Porto acquired Falcao for €3.9m from River Plate of Argentina in 2009, and sold him to Atletico Madrid for €40m euros two seasons ago. As part of his move to the Spanish club, €1.8 — about 5 %of the fee — went to Dutch financial holding company Natland Financieringsmaatschappij BV. Huh? Yup. A Dutch bank made profit from the transfer of a Colombian striker from a Portuguese club to a Spanish club. Globalization in a nutshell.
Falcao’s agent, Jorge Mendes and Peter Kenyon, former Chelsea chief executive, have also made nice profit from selling their Colombian stallion. Some barons and oligarchs, who figured out a way to get money from the football world without investing in a team, have also made great profits from the transfers of Falcao.

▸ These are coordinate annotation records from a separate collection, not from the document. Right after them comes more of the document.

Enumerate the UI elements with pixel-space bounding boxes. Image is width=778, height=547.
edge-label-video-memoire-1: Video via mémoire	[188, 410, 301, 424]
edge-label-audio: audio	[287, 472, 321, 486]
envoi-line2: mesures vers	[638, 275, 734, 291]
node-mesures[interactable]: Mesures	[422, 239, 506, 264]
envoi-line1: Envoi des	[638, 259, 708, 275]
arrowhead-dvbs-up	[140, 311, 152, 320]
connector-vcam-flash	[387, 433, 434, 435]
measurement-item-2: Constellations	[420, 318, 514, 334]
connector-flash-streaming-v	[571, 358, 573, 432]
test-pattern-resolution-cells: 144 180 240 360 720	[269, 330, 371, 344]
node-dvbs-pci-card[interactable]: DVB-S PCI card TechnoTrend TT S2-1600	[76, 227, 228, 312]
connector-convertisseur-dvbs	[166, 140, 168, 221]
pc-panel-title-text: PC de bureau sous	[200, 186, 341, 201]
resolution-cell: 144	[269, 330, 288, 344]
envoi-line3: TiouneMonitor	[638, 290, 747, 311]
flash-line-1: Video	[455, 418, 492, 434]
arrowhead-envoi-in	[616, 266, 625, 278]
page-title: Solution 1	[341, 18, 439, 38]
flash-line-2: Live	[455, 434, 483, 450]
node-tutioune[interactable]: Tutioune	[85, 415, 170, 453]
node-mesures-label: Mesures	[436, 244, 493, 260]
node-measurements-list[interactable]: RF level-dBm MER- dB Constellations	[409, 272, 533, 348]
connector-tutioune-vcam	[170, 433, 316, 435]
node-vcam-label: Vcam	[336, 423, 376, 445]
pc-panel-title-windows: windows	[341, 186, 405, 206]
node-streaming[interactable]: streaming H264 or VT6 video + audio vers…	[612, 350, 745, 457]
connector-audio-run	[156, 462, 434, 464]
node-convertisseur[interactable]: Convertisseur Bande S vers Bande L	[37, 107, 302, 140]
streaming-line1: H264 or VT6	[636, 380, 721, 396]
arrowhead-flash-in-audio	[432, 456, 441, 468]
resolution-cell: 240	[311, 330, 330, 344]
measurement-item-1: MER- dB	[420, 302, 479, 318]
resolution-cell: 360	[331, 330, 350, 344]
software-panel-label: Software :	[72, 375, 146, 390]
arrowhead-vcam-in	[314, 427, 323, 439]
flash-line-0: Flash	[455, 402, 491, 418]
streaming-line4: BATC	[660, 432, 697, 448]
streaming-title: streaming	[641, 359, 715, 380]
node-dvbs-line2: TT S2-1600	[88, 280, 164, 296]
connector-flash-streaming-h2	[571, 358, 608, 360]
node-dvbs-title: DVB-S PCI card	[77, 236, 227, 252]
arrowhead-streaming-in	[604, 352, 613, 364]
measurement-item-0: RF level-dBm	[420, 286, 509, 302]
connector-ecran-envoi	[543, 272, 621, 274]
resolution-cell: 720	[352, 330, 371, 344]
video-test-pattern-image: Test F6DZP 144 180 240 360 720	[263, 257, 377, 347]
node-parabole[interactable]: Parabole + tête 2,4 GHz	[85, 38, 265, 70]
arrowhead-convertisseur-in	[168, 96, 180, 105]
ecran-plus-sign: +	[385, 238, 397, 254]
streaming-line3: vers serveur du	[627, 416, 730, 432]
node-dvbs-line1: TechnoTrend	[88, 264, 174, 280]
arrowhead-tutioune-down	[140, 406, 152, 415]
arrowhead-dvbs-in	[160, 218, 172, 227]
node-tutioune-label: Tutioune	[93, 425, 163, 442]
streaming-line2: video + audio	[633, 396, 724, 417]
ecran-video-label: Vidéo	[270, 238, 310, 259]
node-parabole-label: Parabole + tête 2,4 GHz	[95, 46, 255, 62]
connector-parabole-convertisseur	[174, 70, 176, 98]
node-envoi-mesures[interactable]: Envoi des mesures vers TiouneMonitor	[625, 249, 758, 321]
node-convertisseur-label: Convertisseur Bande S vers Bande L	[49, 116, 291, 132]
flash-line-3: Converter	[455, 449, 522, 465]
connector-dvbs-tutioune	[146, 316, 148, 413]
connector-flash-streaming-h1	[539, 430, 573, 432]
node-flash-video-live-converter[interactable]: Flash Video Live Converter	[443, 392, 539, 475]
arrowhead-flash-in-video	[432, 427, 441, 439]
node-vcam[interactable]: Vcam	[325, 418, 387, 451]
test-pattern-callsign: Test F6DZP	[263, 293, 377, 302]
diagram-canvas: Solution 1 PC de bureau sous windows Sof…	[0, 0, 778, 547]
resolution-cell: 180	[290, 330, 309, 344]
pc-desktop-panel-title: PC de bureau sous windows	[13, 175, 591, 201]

Nobody really knows how Falcao’s transfers have benefited the bank accounts of the world’s richest because in the murky business of third-party investment funds transparency is a bad word.
Falcao will now join Monaco for about €60m. It’s an odd transfer that will prevent the Colombian striker from playing Champions League football for at least one more year.

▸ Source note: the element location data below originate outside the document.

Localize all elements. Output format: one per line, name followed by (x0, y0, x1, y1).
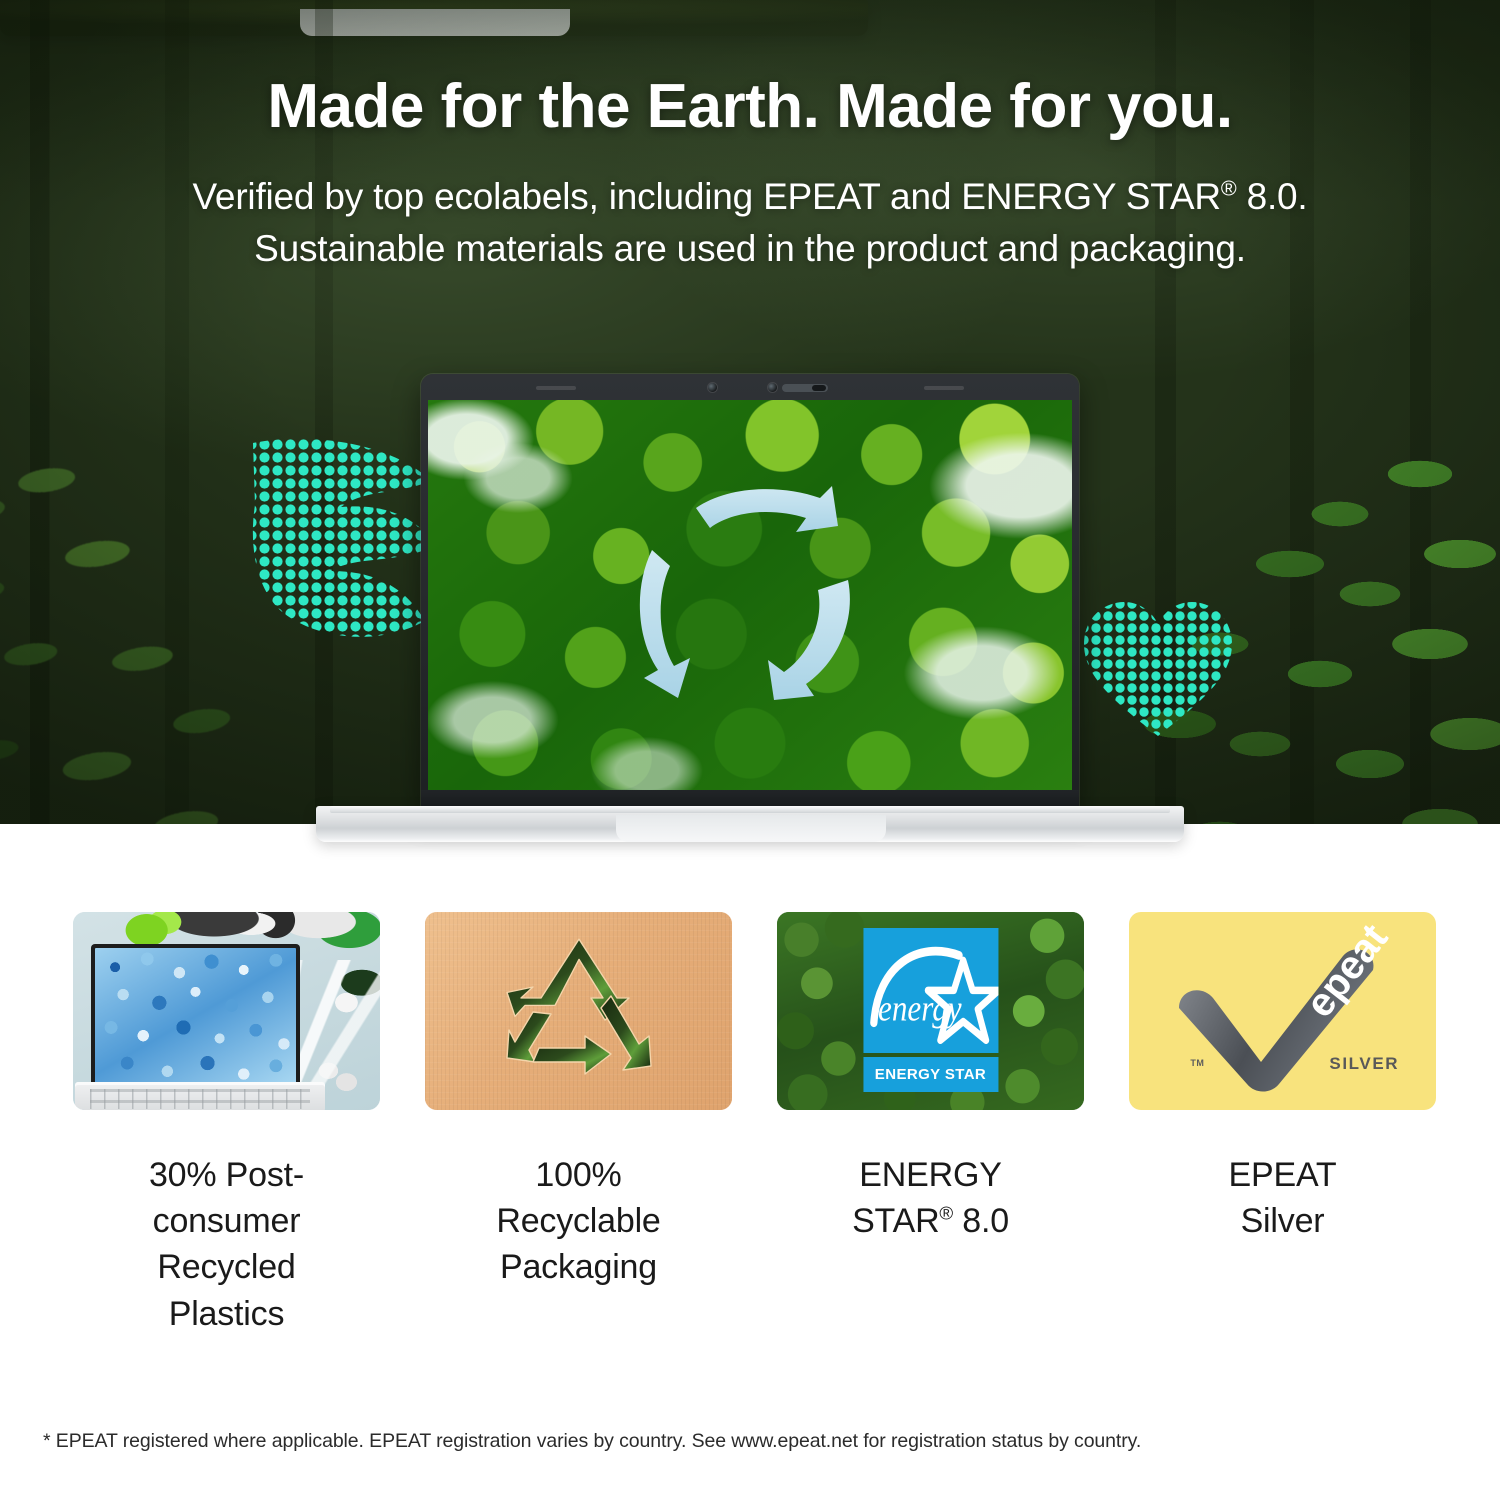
hero-subtitle-line2: Sustainable materials are used in the pr… (254, 228, 1246, 269)
epeat-silver-thumbnail: epeat TM SILVER (1129, 912, 1436, 1110)
registered-trademark-symbol: ® (939, 1203, 953, 1224)
trademark-symbol: TM (1190, 1058, 1204, 1068)
hero-subtitle-line1-post: 8.0. (1236, 176, 1307, 217)
label-line: Packaging (500, 1248, 657, 1286)
hero-banner: Made for the Earth. Made for you. Verifi… (0, 0, 1500, 824)
recycled-plastics-thumbnail (73, 912, 380, 1110)
feature-card-epeat-silver[interactable]: epeat TM SILVER EPEAT Silver (1129, 912, 1436, 1337)
label-line: 30% Post- (149, 1156, 304, 1194)
label-line: consumer (153, 1202, 301, 1240)
energy-star-logo: energy ENERGY STAR (863, 928, 998, 1094)
label-line: Plastics (169, 1295, 285, 1333)
energy-star-thumbnail: energy ENERGY STAR (777, 912, 1084, 1110)
feature-card-label: EPEAT Silver (1129, 1152, 1436, 1244)
recycle-symbol-icon (499, 936, 659, 1086)
feature-card-label: 100% Recyclable Packaging (425, 1152, 732, 1291)
sustainability-features: 30% Post- consumer Recycled Plastics (0, 912, 1500, 1337)
registered-trademark-symbol: ® (1221, 177, 1237, 201)
halftone-heart-icon (1078, 586, 1238, 746)
epeat-tier-label: SILVER (1329, 1054, 1399, 1074)
feature-card-recyclable-packaging[interactable]: 100% Recyclable Packaging (425, 912, 732, 1337)
feature-card-recycled-plastics[interactable]: 30% Post- consumer Recycled Plastics (73, 912, 380, 1337)
halftone-leaf-icon (245, 425, 445, 657)
label-line: Recycled (157, 1248, 295, 1286)
hero-subtitle-line1-pre: Verified by top ecolabels, including EPE… (193, 176, 1221, 217)
page-title: Made for the Earth. Made for you. (0, 74, 1500, 141)
label-line: EPEAT (1229, 1156, 1337, 1194)
hero-text-block: Made for the Earth. Made for you. Verifi… (0, 0, 1500, 276)
recyclable-packaging-thumbnail (425, 912, 732, 1110)
hero-subtitle: Verified by top ecolabels, including EPE… (0, 171, 1500, 276)
label-line: STAR (852, 1202, 939, 1240)
feature-card-label: ENERGY STAR® 8.0 (777, 1152, 1084, 1244)
feature-card-energy-star[interactable]: energy ENERGY STAR ENERGY STAR® 8.0 (777, 912, 1084, 1337)
legal-footnote: * EPEAT registered where applicable. EPE… (43, 1430, 1463, 1453)
label-line: ENERGY (859, 1156, 1001, 1194)
energy-star-wordmark: ENERGY STAR (863, 1057, 998, 1092)
label-line: 8.0 (953, 1202, 1009, 1240)
epeat-checkmark-icon: epeat (1129, 912, 1436, 1110)
label-line: Silver (1241, 1202, 1325, 1240)
epeat-wordmark: epeat (1297, 916, 1396, 1025)
eco-marketing-page: Made for the Earth. Made for you. Verifi… (0, 0, 1500, 1500)
svg-text:energy: energy (878, 988, 962, 1029)
label-line: Recyclable (496, 1202, 660, 1240)
label-line: 100% (535, 1156, 621, 1194)
feature-card-label: 30% Post- consumer Recycled Plastics (73, 1152, 380, 1337)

Falcao was wanted by the best teams in the world. He could have certainly played for the best teams in the world. However, it won’t be happening for reasons that seem 100% financial.
The “invisible hand” has signed Falcao’s contract at Monaco. I’m not really sure Falcao had a real say about that. Nobody knows if he was pressured to sign a contract with Monaco or who pressured him to do so. There are some very powerful people who bought “Falcao shares” and as shareholders they want to have a say.
There are some serious questions about the purity of this transfer. It seems that the sporting reasons are completely marginalized by the financial reasons.
3rd-party ownership should be totally transparent or totally banned.